One day last week I found myself on the beach at Carrasco, ie about 7 blocks down our street – on a windy afternoon with weak sunshine. I was not aware it had rained but clearly it had just there only a short time before I came along. The raindrops in the coarse sand produced a pattern that has me thinking … but maybe for after I finish the piece I am working on, with metallic leathers and metallic-waxcoated leathers applied as surface design onto a large piece of fabric, to then be quilted. I have had quite a few visitors this week and all have oohed and aahed encouragingly. The weather is becoming cold, rain threatening, ideal for hunkering down with a large quilt project to finish with some deadlines in view.
Saturday I had a visit from Graciela my new quilting friend who has produced bits of leather – this time she produced Inez and Soledad, two more quilters. Apart from sharing coffee and some books together we shared some freehand aka intuitive a piecing technique, and it will be interesting to see where they take this – as it has been with everyone who has leaned the simple steps. Already I could see that although she was interested it probably won’t go far in one set of hands – but I know it will in one of the others.
Editing the photo I included today was interesting – I cropped a bit and then turned it one way – it looked so very wrong and then the other way as it is now, it is just right. Seems to me it’s a light and shadow thing : but up in the northern hemisphere it would be round the right way – so would it still look wrong viewed from there ?
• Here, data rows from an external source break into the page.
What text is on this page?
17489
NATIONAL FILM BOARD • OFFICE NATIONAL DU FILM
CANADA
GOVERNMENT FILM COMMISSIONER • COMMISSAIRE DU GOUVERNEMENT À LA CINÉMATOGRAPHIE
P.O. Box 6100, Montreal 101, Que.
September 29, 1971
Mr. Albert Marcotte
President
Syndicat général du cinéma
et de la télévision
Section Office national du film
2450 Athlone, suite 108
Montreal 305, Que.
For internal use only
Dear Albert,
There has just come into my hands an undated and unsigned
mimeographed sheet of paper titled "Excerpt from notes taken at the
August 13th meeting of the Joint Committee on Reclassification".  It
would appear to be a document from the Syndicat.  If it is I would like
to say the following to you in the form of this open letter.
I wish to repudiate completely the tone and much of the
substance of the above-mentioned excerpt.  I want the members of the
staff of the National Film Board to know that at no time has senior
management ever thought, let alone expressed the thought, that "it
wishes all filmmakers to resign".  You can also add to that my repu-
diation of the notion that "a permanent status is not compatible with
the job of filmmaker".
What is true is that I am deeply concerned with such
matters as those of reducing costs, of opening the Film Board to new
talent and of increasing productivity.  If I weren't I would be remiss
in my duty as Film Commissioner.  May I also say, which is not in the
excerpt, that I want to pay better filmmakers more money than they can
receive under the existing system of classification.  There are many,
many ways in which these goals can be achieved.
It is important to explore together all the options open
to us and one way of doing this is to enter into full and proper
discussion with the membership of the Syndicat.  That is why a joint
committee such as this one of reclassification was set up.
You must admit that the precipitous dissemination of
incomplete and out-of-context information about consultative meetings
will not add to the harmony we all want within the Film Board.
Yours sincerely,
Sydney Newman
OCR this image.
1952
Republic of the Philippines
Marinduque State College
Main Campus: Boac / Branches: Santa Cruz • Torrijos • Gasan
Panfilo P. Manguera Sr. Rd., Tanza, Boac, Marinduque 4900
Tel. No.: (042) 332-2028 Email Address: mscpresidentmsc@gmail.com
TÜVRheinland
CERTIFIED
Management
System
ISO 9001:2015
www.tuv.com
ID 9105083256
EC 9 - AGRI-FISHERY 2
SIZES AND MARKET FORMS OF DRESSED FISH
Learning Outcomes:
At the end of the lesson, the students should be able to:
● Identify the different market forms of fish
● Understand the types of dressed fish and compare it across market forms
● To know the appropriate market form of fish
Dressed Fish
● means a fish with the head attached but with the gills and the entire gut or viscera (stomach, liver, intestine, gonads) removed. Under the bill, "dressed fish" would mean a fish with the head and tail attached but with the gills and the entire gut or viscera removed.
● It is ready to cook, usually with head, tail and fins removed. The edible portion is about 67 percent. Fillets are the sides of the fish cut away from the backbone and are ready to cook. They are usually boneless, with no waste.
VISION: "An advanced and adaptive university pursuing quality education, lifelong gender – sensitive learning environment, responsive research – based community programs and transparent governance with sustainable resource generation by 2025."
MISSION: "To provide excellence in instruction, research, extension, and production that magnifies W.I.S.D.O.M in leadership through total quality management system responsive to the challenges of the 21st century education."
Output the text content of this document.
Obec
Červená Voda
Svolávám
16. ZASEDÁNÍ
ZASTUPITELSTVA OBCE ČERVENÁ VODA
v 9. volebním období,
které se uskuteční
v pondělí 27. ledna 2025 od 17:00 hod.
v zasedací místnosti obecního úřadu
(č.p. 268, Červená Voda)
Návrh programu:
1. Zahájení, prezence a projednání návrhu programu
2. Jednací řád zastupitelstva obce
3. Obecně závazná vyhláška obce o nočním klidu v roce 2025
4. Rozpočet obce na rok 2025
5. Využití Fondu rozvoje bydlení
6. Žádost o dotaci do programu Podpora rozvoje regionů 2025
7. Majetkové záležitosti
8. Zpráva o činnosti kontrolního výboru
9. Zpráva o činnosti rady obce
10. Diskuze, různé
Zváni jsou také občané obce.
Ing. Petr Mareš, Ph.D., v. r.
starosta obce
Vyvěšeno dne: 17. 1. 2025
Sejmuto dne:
Not sure it’s a hemisphere thing Alison, I’ve noticed this with most photos. There seems to be a definite right and wrong that our sub-concious understands (IMO)I notice immediately if a photo has been rotated or even reversed. It would be interesting to know the real reason behind this.
Just a thought re your photo – perhaps it’s a matter of perspective. If you had taken four photos from four different angles, they all would have looked ‘right’ because the lines of perspective would be correct. (Sorry if this is a lot of waffle!!)
It must be a universal thing. Here, up be the northen artic circle, I turned the laptop upside down and on each side and those position didn’t do the photo justice.
Since we all seem to have the same perspective: my conclusion is that the earth is flat.